There is, however, another form of power. It is more lasting and transformative than political clout and economic privilege.

Authentic power is embodied in that babe in Bethlehem’s manger. It is the power of self-giving Love! Such love comes silently, without fanfare, hidden in simple gestures of compassion and gentleness amid cruelty and callousness.

We can align with the power in Bethlehem’s stable by entering into solidarity with today’s

-homeless seeking shelter from the winter cold,

-vulnerable women and men without medical care,

-immigrants hiding in the shadows while fleeing cruelty of tyrants,

-working poor who care for our children and frail elderly for meager pay.

Emperor Augustus and Governor Quirinius may steal the headlines. The future, however, belongs to that babe in Bethlehem’s barn! There is real Power. There is God!











Christmas: A Stark Contrast to Prevailing Values

Believing and living the Christmas stories is dangerous, especially today!  But that is precisely what we are called to do. I have an uneasy feeling that the coming months will test the seriousness with which Christians in America take Christmas.
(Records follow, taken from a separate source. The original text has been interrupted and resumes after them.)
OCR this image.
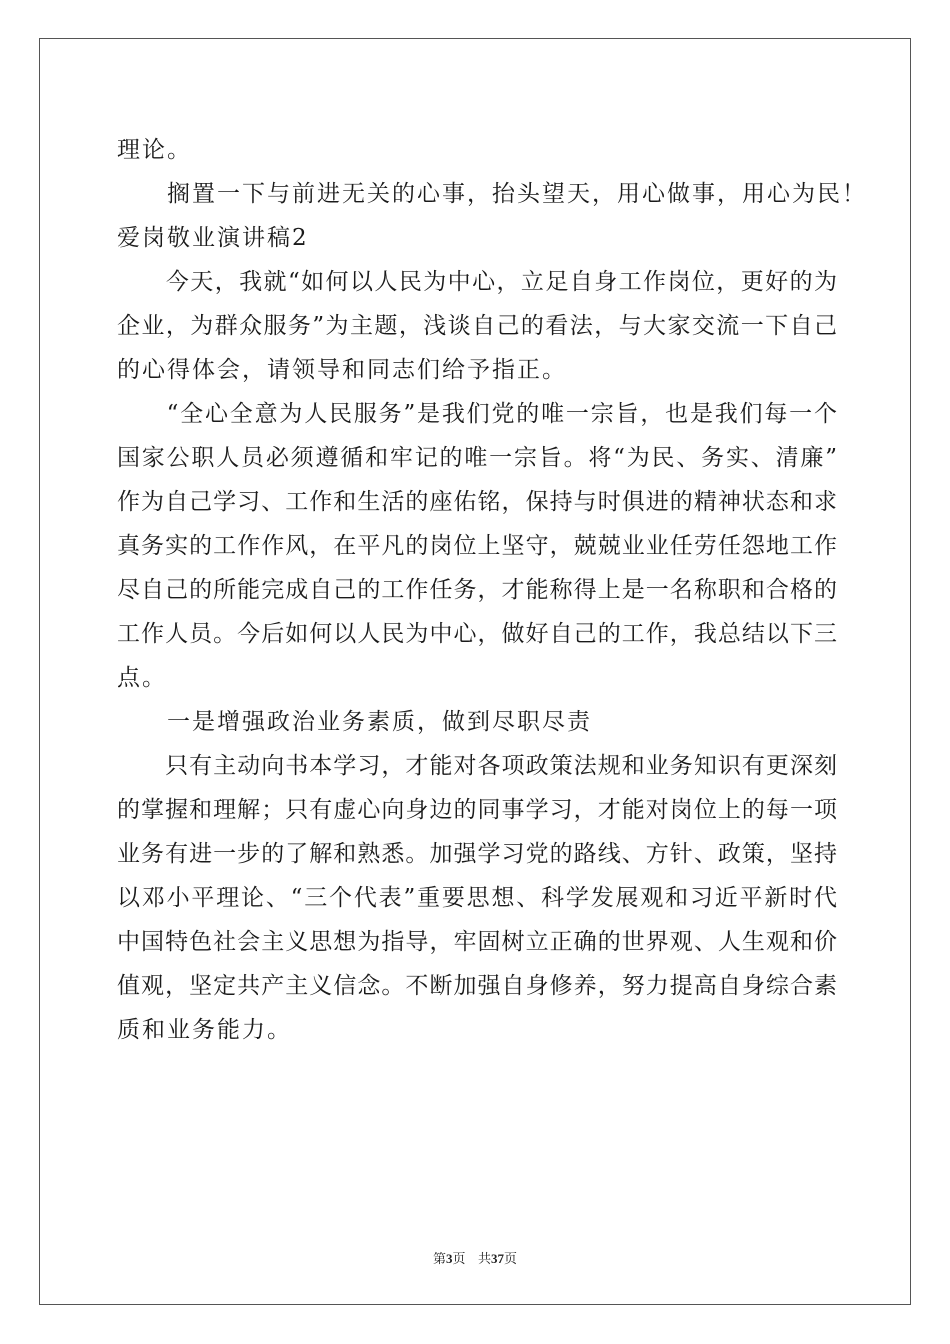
理论。
　　搁置一下与前进无关的心事，抬头望天，用心做事，用心为民！
爱岗敬业演讲稿2
　　今天，我就“如何以人民为中心，立足自身工作岗位，更好的为
企业，为群众服务”为主题，浅谈自己的看法，与大家交流一下自己
的心得体会，请领导和同志们给予指正。
　　“全心全意为人民服务”是我们党的唯一宗旨，也是我们每一个
国家公职人员必须遵循和牢记的唯一宗旨。将“为民、务实、清廉”
作为自己学习、工作和生活的座佑铭，保持与时俱进的精神状态和求
真务实的工作作风，在平凡的岗位上坚守，兢兢业业任劳任怨地工作
尽自己的所能完成自己的工作任务，才能称得上是一名称职和合格的
工作人员。今后如何以人民为中心，做好自己的工作，我总结以下三
点。
　　一是增强政治业务素质，做到尽职尽责
　　只有主动向书本学习，才能对各项政策法规和业务知识有更深刻
的掌握和理解；只有虚心向身边的同事学习，才能对岗位上的每一项
业务有进一步的了解和熟悉。加强学习党的路线、方针、政策，坚持
以邓小平理论、“三个代表”重要思想、科学发展观和习近平新时代
中国特色社会主义思想为指导，牢固树立正确的世界观、人生观和价
值观，坚定共产主义信念。不断加强自身修养，努力提高自身综合素
质和业务能力。
第3页 共37页
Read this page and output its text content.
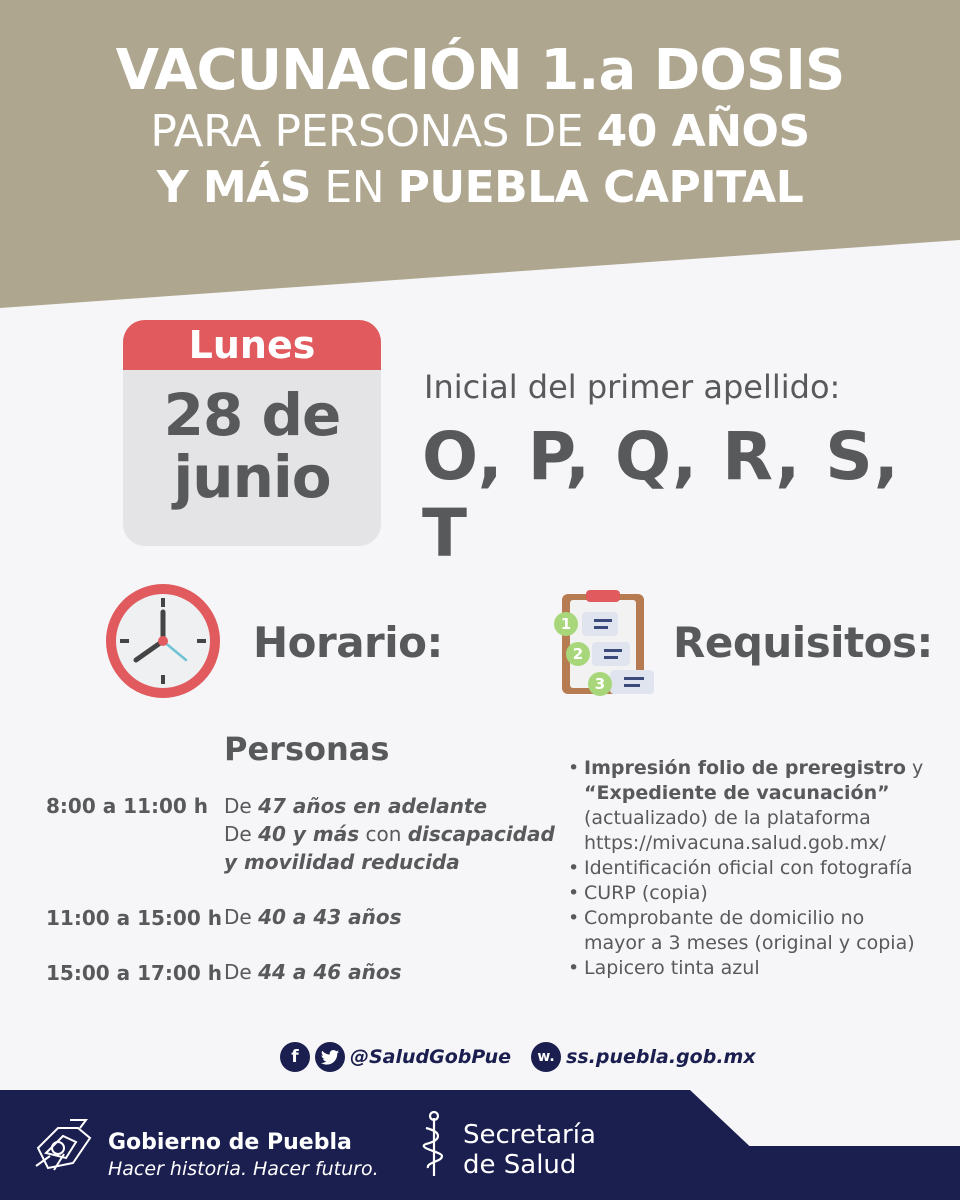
VACUNACIÓN 1.a DOSIS
PARA PERSONAS DE 40 AÑOS
Y MÁS EN PUEBLA CAPITAL
Lunes
28 de
junio
Inicial del primer apellido:
O, P, Q, R, S, T
Horario:	1
2
3
Requisitos:
Personas
8:00 a 11:00 h De 47 años en adelante
De 40 y más con discapacidad
y movilidad reducida
11:00 a 15:00 h De 40 a 43 años
15:00 a 17:00 h De 44 a 46 años
• Impresión folio de preregistro y
“Expediente de vacunación”
(actualizado) de la plataforma
https://mivacuna.salud.gob.mx/
• Identificación oficial con fotografía
• CURP (copia)
• Comprobante de domicilio no
mayor a 3 meses (original y copia)
• Lapicero tinta azul
f	@SaludGobPue	w. ss.puebla.gob.mx
Gobierno de Puebla
Hacer historia. Hacer futuro.
Secretaría
de Salud
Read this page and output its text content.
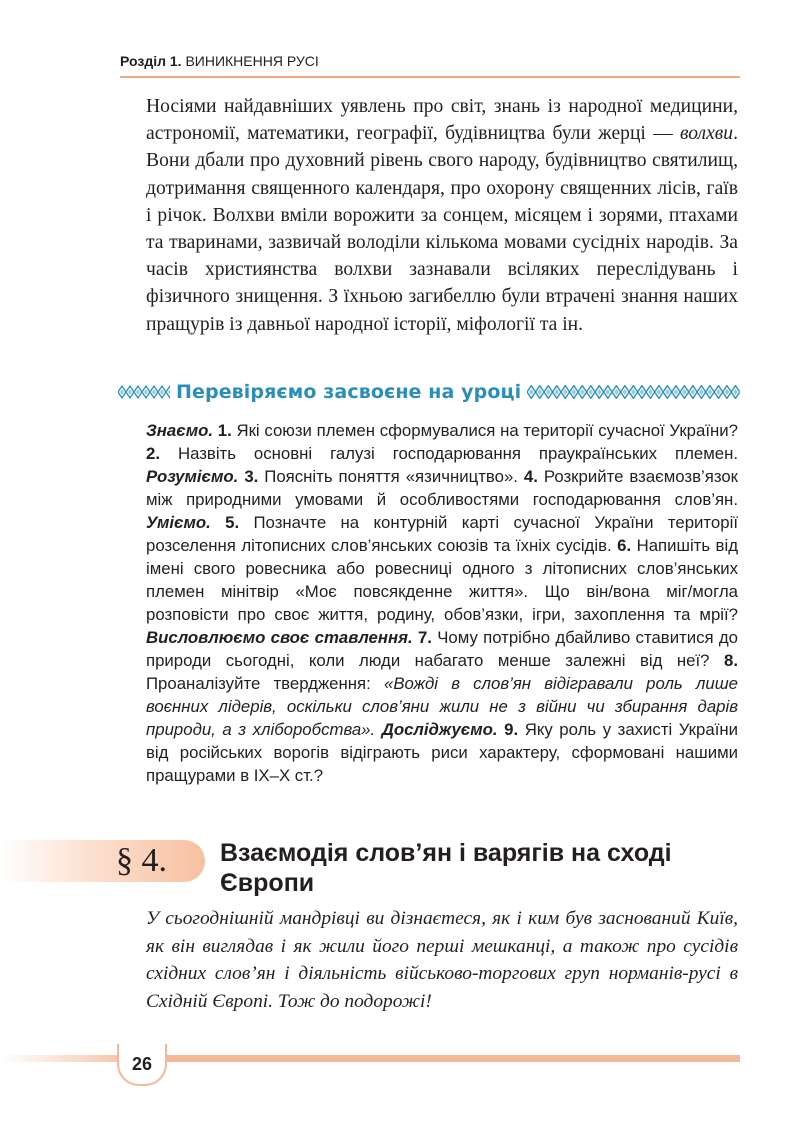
Розділ 1. ВИНИКНЕННЯ РУСІ

Носіями найдавніших уявлень про світ, знань із народної медицини, астрономії, математики, географії, будівництва були жерці — волхви. Вони дбали про духовний рівень свого народу, будівництво святилищ, дотримання священного календаря, про охорону священних лісів, гаїв і річок. Волхви вміли ворожити за сонцем, місяцем і зорями, птахами та тваринами, зазвичай володіли кількома мовами сусідніх народів. За часів християнства волхви зазнавали всіляких переслідувань і фізичного знищення. З їхньою загибеллю були втрачені знання наших пращурів із давньої народної історії, міфології та ін.

Перевіряємо засвоєне на уроці

Знаємо. 1. Які союзи племен сформувалися на території сучасної України? 2. Назвіть основні галузі господарювання праукраїнських племен. Розуміємо. 3. Поясніть поняття «язичництво». 4. Розкрийте взаємозв’язок між природними умовами й особливостями господарювання слов’ян. Уміємо. 5. Позначте на контурній карті сучасної України території розселення літописних слов’янських союзів та їхніх сусідів. 6. Напишіть від імені свого ровесника або ровесниці одного з літописних слов’янських племен мінітвір «Моє повсякденне життя». Що він/вона міг/могла розповісти про своє життя, родину, обов’язки, ігри, захоплення та мрії? Висловлюємо своє ставлення. 7. Чому потрібно дбайливо ставитися до природи сьогодні, коли люди набагато менше залежні від неї? 8. Проаналізуйте твердження: «Вожді в слов’ян відігравали роль лише воєнних лідерів, оскільки слов’яни жили не з війни чи збирання дарів природи, а з хліборобства». Досліджуємо. 9. Яку роль у захисті України від російських ворогів відіграють риси характеру, сформовані нашими пращурами в IX–X ст.?

§ 4.	Взаємодія слов’ян і варягів на сході Європи

У сьогоднішній мандрівці ви дізнаєтеся, як і ким був заснований Київ, як він виглядав і як жили його перші мешканці, а також про сусідів східних слов’ян і діяльність військово-торгових груп норманів-русі в Східній Європі. Тож до подорожі!

26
What does it say to us that God chose to come among us as a vulnerable brown baby, born of an unmarried peasant teenager in a smelly barn in a remote village in the Middle East? What are the implications that the child was born among the homeless, his family having been forced out of their home by the taxation policy of the political powers of the times?

According to Matthew’s Gospel, Jesus spent the first two years of his life as an immigrant in Egypt, fleeing the slaughter of the innocents by a power -obsessed  autocrat.   Among the first people to pay him homage were foreigners. They had a different religion, a different way of knowing.  And, they came “from the East,” the country from which terrorists had attacked.
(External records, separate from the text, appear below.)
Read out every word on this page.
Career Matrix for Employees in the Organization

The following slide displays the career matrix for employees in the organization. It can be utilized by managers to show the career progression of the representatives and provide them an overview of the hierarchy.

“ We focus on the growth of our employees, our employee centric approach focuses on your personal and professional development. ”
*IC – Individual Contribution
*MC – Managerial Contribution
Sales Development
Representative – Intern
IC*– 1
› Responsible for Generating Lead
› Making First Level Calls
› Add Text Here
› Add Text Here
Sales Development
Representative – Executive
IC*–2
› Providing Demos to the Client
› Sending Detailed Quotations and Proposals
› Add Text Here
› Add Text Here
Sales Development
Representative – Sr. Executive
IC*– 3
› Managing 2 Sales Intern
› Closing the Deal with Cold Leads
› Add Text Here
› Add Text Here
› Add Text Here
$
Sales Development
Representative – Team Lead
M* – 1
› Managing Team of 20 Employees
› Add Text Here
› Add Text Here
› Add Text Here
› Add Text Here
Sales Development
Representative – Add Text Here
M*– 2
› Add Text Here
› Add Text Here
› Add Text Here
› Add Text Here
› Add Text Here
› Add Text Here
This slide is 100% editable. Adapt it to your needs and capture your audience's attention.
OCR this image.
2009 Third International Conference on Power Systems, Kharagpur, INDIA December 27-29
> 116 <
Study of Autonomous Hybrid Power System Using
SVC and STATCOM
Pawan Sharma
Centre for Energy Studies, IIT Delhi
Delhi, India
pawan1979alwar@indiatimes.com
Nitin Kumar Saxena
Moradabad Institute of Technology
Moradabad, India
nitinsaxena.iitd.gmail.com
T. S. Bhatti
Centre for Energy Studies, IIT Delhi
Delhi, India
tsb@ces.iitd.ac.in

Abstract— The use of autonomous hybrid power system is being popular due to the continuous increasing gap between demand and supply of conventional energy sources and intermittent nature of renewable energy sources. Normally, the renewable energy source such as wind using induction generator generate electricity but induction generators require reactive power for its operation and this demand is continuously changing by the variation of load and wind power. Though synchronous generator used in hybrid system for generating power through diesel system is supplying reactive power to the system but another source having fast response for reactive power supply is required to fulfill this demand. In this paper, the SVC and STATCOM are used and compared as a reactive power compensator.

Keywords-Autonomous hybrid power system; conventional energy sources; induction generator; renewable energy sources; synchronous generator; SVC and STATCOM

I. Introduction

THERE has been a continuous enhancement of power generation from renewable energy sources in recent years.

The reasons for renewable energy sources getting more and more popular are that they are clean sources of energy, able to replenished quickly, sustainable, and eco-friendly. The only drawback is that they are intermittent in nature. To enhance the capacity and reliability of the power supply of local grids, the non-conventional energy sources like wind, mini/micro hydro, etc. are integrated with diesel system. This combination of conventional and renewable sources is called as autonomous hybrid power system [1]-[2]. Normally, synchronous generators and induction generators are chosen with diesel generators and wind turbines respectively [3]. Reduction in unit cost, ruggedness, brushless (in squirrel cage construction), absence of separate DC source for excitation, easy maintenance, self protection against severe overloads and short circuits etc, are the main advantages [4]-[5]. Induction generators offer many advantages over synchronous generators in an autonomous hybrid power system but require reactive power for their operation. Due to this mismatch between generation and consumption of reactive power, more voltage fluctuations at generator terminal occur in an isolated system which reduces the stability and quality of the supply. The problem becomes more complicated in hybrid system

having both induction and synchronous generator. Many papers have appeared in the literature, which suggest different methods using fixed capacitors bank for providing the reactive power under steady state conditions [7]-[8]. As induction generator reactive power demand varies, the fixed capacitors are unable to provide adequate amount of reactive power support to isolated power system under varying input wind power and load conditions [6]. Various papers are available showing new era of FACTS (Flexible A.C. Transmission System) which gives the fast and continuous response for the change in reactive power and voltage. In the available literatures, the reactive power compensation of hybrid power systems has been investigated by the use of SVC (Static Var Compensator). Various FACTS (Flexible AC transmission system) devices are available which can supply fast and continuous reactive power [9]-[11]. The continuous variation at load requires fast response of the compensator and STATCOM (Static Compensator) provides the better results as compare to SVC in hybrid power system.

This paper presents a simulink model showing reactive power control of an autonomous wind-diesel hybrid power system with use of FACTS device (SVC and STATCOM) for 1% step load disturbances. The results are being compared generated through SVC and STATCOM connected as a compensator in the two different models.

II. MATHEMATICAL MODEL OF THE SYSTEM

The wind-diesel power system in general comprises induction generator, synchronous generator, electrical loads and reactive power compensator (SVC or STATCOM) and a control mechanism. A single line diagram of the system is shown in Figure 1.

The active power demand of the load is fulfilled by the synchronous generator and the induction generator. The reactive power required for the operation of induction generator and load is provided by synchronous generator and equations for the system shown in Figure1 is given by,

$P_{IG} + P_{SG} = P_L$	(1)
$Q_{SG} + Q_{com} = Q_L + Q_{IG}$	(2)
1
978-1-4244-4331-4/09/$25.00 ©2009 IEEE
Regrettably, we have so sentimentalized and domesticated the story of God’s entrance into the world in Jesus of Nazareth that we now have normalized values and actions that blatantly contradict the message of Christmas.  That is a frightening judgment on our failure to faithfully live the Christmas story.

Christmas confronts the Americans with a stark contrast to prevailing values as exposed in the recent elections. Matthew declares that Jesus is “Emmanuel,“ God with us, and his name means “he saves.”  The participants in that first Christmas are timeless vehicles of divine revelation about where God is and through whom God saves.

The parallels to current realities are striking! Prevailing political rhetoric and policies favor the Herods, the rich, the privileged. Immigrants are walled out, denied access to necessities. Foreigners are suspect. Brown and black people are disproportionately victims of injustice. Women are subjects of “locker room talk” and powerful men’s sexual gratification.

If the Christmas stories are true, God is especially present among the very people stigmatized and insulted in the recent political campaign. God is still coming among us in the lowly victims of political power grabs, taxation policies that favor the rich, and practices that exploit the poor.

In the midst of the immigrants fleeing oppression and death is Emmanuel, God with us. Those young women denigrated as sex objects are called “blessed” by the One who comes to save.  And God continues to show up in places we label as “enemy” or “terrorist” territory, where people read a different sacred book.

Although we are surrounded by the darkness of cruelty, hate, violence, and exploitation, we remain hopeful. Christmas also declares that “the light shines in the darkness and the darkness cannot overcome it!”  Emmanuel is still with us!

We, therefore, can live the Christmas story with courage and hope.  We do so by joining Emmanuel among the homeless, the foreigners, those with different religions, and the exploited so that what is done to them is done to us.  We can challenge the Herods because we know that the baby in Bethlehem’s manger is Emmanuel, the One who saves and prevails over all the world’s despots.